Arrow-right Camera
The Spokesman-Review Newspaper
Spokane, Washington  Est. May 19, 1883

Eastern Washington lineman Matthew Hewa Baddege continues to work his way back from lower body injury

Eastern Washington’s Matthew Hewa Baddege blocks during a game against Northern Arizona in March 2020.  (Courtesy of EWU Athletics)
By Dan Thompson For The Spokesman-Review

Heading into his fifth fall season at Eastern Washington, Matthew Hewa Baddege looks at the potential of the team’s offense line and likes what he sees.

“We’re a lot more physical,” he said last week. “Everyone’s taking it a lot more seriously.”

At this point, though, there is still a distance between what his teammates are doing and what Hewa Baddege is doing as he recovers from a lower-body injury he sustained last season.

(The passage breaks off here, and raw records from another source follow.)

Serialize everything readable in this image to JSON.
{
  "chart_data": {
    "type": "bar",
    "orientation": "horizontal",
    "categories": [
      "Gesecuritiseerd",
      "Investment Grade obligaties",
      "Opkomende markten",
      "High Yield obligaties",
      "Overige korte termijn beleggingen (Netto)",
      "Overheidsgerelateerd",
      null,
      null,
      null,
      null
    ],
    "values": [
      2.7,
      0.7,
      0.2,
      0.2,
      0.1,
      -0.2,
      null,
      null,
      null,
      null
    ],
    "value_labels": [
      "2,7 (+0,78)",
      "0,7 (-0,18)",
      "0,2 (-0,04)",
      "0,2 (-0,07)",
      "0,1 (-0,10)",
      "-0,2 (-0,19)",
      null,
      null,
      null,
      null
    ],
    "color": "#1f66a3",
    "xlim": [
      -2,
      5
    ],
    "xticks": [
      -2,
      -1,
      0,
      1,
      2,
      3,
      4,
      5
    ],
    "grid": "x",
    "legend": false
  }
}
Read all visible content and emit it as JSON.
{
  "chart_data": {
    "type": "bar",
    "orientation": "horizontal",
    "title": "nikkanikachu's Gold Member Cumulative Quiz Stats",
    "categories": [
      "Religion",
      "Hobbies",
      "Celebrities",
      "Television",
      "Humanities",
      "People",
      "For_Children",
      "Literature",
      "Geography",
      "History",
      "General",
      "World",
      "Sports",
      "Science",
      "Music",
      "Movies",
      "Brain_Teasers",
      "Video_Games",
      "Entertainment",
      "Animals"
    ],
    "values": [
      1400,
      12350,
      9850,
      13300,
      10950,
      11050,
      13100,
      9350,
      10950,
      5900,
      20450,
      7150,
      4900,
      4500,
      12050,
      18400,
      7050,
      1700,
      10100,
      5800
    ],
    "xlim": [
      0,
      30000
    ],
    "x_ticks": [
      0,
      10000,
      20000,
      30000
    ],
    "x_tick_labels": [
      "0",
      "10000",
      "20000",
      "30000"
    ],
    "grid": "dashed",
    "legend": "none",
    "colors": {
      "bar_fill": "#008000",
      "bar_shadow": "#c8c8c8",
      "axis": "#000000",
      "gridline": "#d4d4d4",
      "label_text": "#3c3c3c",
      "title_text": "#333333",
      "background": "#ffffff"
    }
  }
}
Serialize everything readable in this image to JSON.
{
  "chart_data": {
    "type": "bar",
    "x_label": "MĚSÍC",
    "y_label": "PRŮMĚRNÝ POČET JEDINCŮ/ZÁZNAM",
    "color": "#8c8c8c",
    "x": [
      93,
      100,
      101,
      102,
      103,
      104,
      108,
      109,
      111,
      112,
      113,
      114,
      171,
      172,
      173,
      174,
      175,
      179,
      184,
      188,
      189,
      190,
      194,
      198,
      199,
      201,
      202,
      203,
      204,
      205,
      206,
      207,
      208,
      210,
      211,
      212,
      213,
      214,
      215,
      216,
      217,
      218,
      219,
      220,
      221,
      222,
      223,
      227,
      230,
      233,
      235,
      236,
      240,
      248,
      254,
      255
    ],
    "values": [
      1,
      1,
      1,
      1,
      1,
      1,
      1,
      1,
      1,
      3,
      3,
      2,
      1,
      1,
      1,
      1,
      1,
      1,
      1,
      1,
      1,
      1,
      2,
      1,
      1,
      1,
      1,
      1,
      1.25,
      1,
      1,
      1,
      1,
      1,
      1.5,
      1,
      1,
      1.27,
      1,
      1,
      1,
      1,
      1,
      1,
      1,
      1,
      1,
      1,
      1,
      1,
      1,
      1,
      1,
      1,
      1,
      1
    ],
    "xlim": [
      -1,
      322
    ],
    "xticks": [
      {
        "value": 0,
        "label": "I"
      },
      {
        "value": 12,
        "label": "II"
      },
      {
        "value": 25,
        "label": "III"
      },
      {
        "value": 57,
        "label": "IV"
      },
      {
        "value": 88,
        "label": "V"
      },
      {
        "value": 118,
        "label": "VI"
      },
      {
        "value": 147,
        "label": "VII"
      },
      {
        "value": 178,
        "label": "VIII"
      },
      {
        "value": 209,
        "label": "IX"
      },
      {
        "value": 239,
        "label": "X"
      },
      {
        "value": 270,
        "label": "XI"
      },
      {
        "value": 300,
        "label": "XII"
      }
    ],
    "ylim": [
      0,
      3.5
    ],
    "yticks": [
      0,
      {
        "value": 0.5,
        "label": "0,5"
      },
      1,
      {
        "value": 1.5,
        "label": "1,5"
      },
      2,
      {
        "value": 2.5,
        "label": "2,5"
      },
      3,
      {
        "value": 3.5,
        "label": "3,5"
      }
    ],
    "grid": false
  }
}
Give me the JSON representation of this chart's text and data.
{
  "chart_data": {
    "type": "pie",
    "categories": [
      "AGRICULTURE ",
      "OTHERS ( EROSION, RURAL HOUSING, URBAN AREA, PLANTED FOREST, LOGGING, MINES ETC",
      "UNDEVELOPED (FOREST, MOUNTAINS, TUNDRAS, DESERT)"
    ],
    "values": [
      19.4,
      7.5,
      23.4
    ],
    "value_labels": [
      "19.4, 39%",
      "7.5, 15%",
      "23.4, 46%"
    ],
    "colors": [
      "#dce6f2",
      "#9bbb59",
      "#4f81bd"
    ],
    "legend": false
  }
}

It is the conundrum of spring ball, which the Eagles will wrap up with their Red-White Game at 6 p.m. Friday at Roos Field: The team wants to get a preview of what its players can do heading into the fall, but it also doesn’t want to sustain or aggravate injuries.

On Saturday, during the team’s first spring scrimmage, that cautionary approach led to many players standing on the sidelines rather than taking live reps.

But players like Hewa Baddege are doing plenty behind the scenes and during practices – as much as they can – even if they stop short of participating in the more visible aspects of spring ball.

“You got guys like (wide receiver) Efton Chism, Brock (Harrison) wasn’t going today,” junior receiver Nolan Ulm said on Saturday. “They’ve got their own things they’re improving on.

“Trust me, guys are in here for a majority of their day. And all people usually see is on the practice field or on the game field, but there are so many hours in our little dungeon film room grinding. There are many other things – film, lift – to get them prepared for fall.”

Since his redshirt season in 2019, Hewa Baddege – listed at 6-foot-7, 320 pounds – has played in 21 games for the Eagles, making seven starts. Five of those starts came in 2021, when he blocked for an offense that ranked first in the FCS in total yards per game.

But concussions ended his season, and he sustained another one at this time last year that limited his contributions during the spring.

He returned in the fall and played in six games only to suffer a lower-body injury in practice that kept him out the rest of the year.

“So far, yeah, I haven’t been partaking too much because I’ve been rehabbing,” Hewa Baddege said. “So far I’ve been doing warmups and anything noncontact.”

Yet that still turns out to be a considerable amount of work in practice for Hewa Baddege and other players who aren’t entirely limited physically, Eagles coach Aaron Best said.

“The nice thing about how we go about practice is some of our review and jog sessions during practice, a lot of those guys that are able to move from the hips down are able to take a ton of reps,” Best said, “even though it’s not a thud or a live (rep).”

Best credited coordinators Jim Chapin (offense) and Jeff Copp (defense) for structuring practices that way.

“(Chapin and Copp) have done a good job allowing those guys to stay in the football mindset of things so they’re not out from the start of practice until the end of practice,” Best said. “We’ve incorporated probably 30 to 40 snaps a day for those guys. … I think it gets them prepared a little bit more knowing they’re not going to be in some of those situational moments.

“We always have guys coming off surgeries in January who are not going to be available in spring, but the more we can get out of those guys, the better we are when we get to August.”

An offshoot of that approach is the team gets to see more of its younger players during live reps in practices and in scrimmages as a way to develop and fill out its depth charts come fall, when the team intends to be as healthy as it can possibly be.

The team returns seven starters on both sides of the ball from last year’s 3-8 team. Those returners have helped set a physical tone during the offseason and during the spring, senior defensive end Brock Harrison said last week, noting that there were “some things we want to change.”

“The physicality this spring has been huge,” Harrison said. “… We’ve raised the intensity a lot. Guys are going harder in practice.

“The older guys are stepping up, taking reps against the other older guys trying to get the best out of each other.”

Yet Hewa Baddege still has that itch to play. He’s been out for about six months now, including two or three months when he said he “just wasn’t able to do anything.”

“It’s a slow process to endure,” he said. “You want your time to come, so you can show why you’re here.”

Hewa Baddege said he thinks all that collective work off the practice field as well as on it is going to pay off for the entire team come fall.

“Everyone’s going hard in practice. Everyone’s pushing each other. Everyone’s doing extras after practice,” he said. “Everyone’s doing it so that come fall, no one sees us as the team we were last year, but they see us as Eastern really is, how we really play.”